Some think that someone needs to be an unrelenting "homer" to be a fan. I, well, disagree. I remember getting a couple glares from people around me when I tried to stand up for the ref, even when the call went against United.

Apparently, when a DCU player goes down, it's a terrible foul that needs a card. When an opposing player goes down, it's diving. Every time.

At 23 April, 2007 14:17, Anonymous haveyouseenlucky said...

You think too much.

I am a fan because it's fun.

At 23 April, 2007 14:35, Anonymous Joanna said...

But, lucky, if D didn't think so much, what would we read while avoiding doing work?

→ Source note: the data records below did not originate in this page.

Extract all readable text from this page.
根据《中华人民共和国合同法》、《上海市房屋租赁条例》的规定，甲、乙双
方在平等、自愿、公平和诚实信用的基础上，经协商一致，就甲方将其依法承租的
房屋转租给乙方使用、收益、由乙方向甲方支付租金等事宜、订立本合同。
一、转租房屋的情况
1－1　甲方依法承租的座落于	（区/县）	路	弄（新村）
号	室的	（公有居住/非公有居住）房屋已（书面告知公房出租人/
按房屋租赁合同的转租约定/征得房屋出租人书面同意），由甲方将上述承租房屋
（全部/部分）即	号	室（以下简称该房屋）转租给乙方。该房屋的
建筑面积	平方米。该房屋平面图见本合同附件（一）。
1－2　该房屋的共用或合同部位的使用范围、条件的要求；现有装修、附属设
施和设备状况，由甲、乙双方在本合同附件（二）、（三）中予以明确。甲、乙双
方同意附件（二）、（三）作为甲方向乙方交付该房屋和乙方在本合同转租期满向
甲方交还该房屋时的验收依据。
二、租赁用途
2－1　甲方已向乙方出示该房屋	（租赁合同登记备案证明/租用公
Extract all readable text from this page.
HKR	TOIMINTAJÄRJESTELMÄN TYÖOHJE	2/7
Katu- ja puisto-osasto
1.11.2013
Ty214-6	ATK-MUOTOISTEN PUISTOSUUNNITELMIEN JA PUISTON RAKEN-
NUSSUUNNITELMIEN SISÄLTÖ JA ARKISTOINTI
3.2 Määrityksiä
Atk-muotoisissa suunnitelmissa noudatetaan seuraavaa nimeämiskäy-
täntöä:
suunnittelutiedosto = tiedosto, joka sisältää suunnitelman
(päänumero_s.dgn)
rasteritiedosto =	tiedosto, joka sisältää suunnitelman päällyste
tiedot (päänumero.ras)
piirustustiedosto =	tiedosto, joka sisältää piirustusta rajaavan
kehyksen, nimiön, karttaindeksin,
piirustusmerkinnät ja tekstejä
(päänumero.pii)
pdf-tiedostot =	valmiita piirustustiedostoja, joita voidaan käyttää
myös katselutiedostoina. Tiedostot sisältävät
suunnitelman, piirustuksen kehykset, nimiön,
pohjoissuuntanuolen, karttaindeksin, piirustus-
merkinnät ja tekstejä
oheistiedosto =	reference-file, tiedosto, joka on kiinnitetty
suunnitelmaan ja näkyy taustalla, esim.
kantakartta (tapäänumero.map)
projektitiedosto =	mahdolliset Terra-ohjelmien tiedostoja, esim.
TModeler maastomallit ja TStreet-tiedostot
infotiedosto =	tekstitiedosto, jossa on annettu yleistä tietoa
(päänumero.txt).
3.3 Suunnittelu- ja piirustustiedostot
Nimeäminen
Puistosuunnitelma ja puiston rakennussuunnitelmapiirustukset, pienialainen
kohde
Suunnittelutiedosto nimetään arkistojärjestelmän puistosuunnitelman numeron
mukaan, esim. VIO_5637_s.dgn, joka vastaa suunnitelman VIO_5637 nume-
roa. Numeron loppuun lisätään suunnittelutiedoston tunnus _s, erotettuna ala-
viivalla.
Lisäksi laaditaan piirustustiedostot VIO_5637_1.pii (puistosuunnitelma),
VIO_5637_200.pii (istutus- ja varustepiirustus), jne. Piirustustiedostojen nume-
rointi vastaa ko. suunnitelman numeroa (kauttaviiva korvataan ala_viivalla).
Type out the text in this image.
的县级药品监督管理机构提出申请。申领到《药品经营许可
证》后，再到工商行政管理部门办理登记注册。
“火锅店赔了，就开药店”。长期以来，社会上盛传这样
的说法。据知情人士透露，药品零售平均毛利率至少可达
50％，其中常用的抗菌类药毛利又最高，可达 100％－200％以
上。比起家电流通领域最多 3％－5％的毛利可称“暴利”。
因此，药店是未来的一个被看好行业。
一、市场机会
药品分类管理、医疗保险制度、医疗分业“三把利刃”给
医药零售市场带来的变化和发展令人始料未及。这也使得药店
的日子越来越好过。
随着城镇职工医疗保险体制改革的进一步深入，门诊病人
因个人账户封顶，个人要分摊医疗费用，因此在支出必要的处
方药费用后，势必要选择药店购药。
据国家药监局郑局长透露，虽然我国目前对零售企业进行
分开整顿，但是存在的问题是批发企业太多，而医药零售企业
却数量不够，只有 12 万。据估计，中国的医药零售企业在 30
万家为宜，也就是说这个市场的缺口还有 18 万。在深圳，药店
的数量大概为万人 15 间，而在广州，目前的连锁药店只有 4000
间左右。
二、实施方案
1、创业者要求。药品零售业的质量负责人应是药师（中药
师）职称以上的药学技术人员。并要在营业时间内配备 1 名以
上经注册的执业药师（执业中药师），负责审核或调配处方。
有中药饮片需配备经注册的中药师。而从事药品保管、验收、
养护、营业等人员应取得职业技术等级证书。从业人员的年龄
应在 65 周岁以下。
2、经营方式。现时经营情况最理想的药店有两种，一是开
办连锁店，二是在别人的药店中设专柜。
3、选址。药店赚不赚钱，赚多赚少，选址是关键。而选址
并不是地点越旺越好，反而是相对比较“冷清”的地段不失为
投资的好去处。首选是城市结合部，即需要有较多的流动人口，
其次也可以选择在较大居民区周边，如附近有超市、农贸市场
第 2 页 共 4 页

Sean: when a DCU player goes down, it's definitely a terrible foul that needs a card. Sometimes after the second or third replay it becomes less awful, even to the point where it may be possible to admit he just slipped and fell down. It's funny how that works.

At 23 April, 2007 16:55, Blogger D said...

Lucky: Of course I think too much. I write a soccer blog. It isn't all Talking Heads lyrics, y'know.

At 23 April, 2007 17:41, Blogger The Manly Ferry said...

In case you're interested in another baseline definition of a fan, here's my stab at it: someone who buys a ticket to a sporting event featuring the same team more than, oh, three times in a given season with the basic intention of going to see said team.

Really, I'll go see whomever is in reach and within my life and income budget. When the teams in question sucks, I have fun; when the team wins, I may or may not have more fun - it all depends really. I'm a pretty basic animal.

Hell, I'd chuck the three-game minimum in a pinch. Anyone who can be bothered to know with ballpark certainty how Team X is doing in the current season counts for me.

And season-ticket holders: dang me, that's a "super fan." I've only managed that status three times in my life.

P.S. If you know Aaron Stoller personally, tell him some random dude in Portland, Oregon appreciates him typing out his thoughts.

At 23 April, 2007 17:47, Anonymous Laurie said...

"There is a team in my head that I am supporting that may have nothing to do with what is on the field or is being managed."

Interesting thought. I'm wondering if there is a male/female dichotomy here. For me to support a team, I have to support the people on the team. Or at least the majority of them. I have to feel I have some idea of who I'm supporting, or my emotions can't be engaged. (Okay, granted, there's no guarantee my idea of who they are is related to reality. But still. It's all about what my heart thinks.)

This is one of the reasons it's easier for me to support MLS than, say, MLB. You know off the bat that if somebody's making minimum wage to play, they're doing it because they love it. And that love of the game makes me value the player more and feel more connected to the team.

Although my favorite player in the universe is/was Zidane, and he didn't make pennies, so I guess this shoots that theory all to hell. But that's a whole 'nother story.

At 25 April, 2007 09:30, Anonymous Goose said...

Well, I certainly regret (and apologize for) going so far as to call Aaron a douchebag. I do feel, however, that there's a different standard among writers when it comes to fandom.

A a blog like this, while a "fan" site, is somewhere where objectivity and criticism has a natural home as it's got a certain amount of "neutrality" to it. I expect a different standard from commentary on an official supporters' club website. It doesn't need to be pollyanna-ish, but such a sharp reaction to bad early results seems unfitting for a place where unrelenting loyalty is the idea behind such a group.

I guess I was largely upset by the undertone that the club "owed" the writer something.